Performance and microbial community of carbon nanotube fixed-bed microbial fuel cell continuously fed with hydrothermal liquefied cornstalk biomass.

Hydrothermal liquefaction (HTL) is a green technology for biomass pretreatment with the omission of hazardous chemicals. This study reports a novel integration of HTL and carbon nanotubes (CNTs) fixed-bed microbial fuel cell (FBMFC) for continuous electricity generation from cornstalk biomass. Two FBMFCs in parallel achieved similar performance fed with cornstalk hydrolysate at different organic loading rates (OLRs) (0.82-8.16g/L/d).
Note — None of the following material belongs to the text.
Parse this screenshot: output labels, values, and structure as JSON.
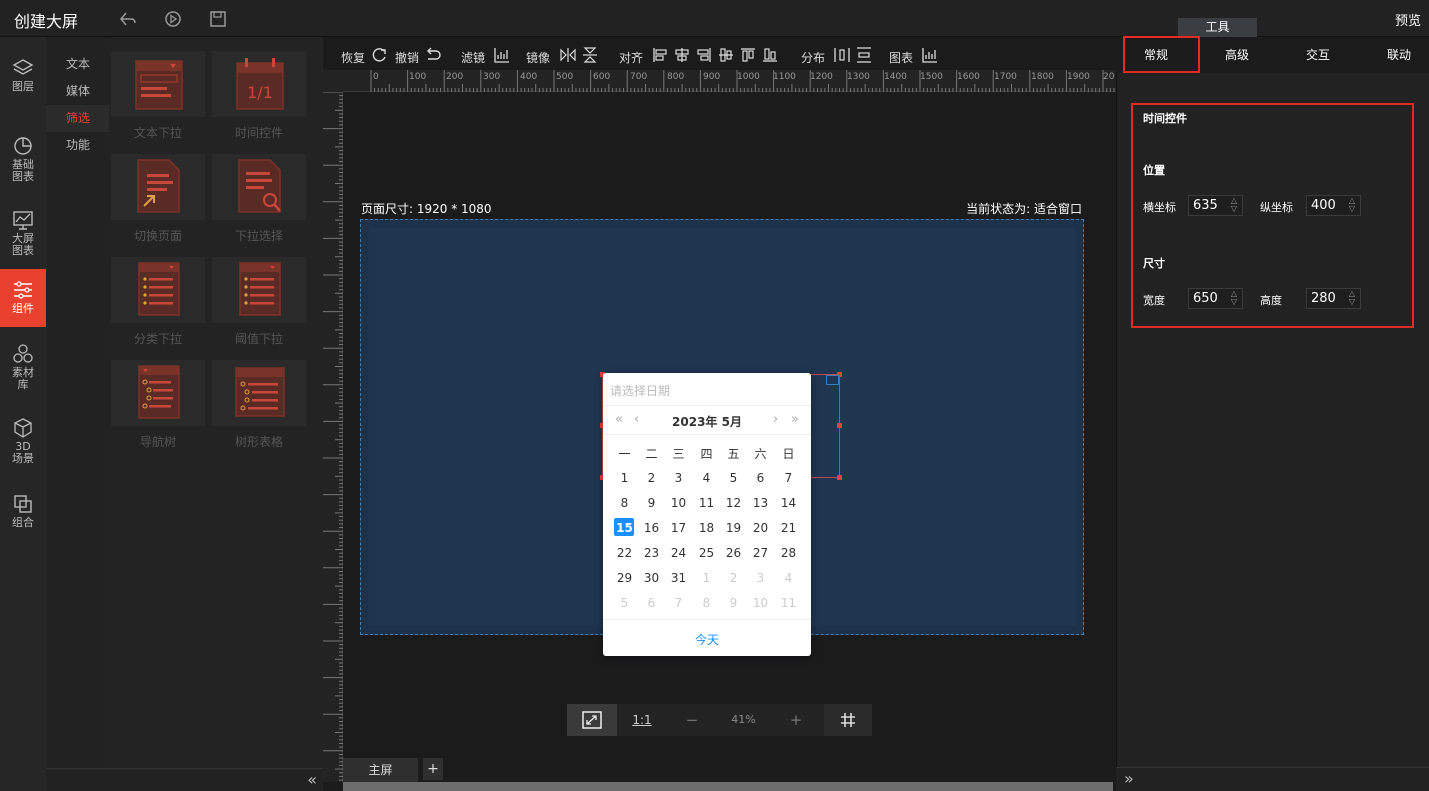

About 80% of Chemical oxygen demand (COD) and Total organic carbon (TOC) was removed from low-Biochemical oxygen demand (BOD)/COD (0.16) cornstalk hydrolysate at 8.16g/L/d, whereas a maximum power density (680mW/m(3)) was obtained at 2.41g/L/d, and a smallest internal resistance (Rin) (28Ω) at 3.01g/L/d. Illumina MiSeq sequencing reveals the diverse microbial structure induced by the complex composition of cornstalk hydrolysate. Distinguished from Proteobacteria, which a number of exoelectrogens belong to, the identified dominant genus Rhizobium in FBMFC was closely related to degradation of cellulosic biomass.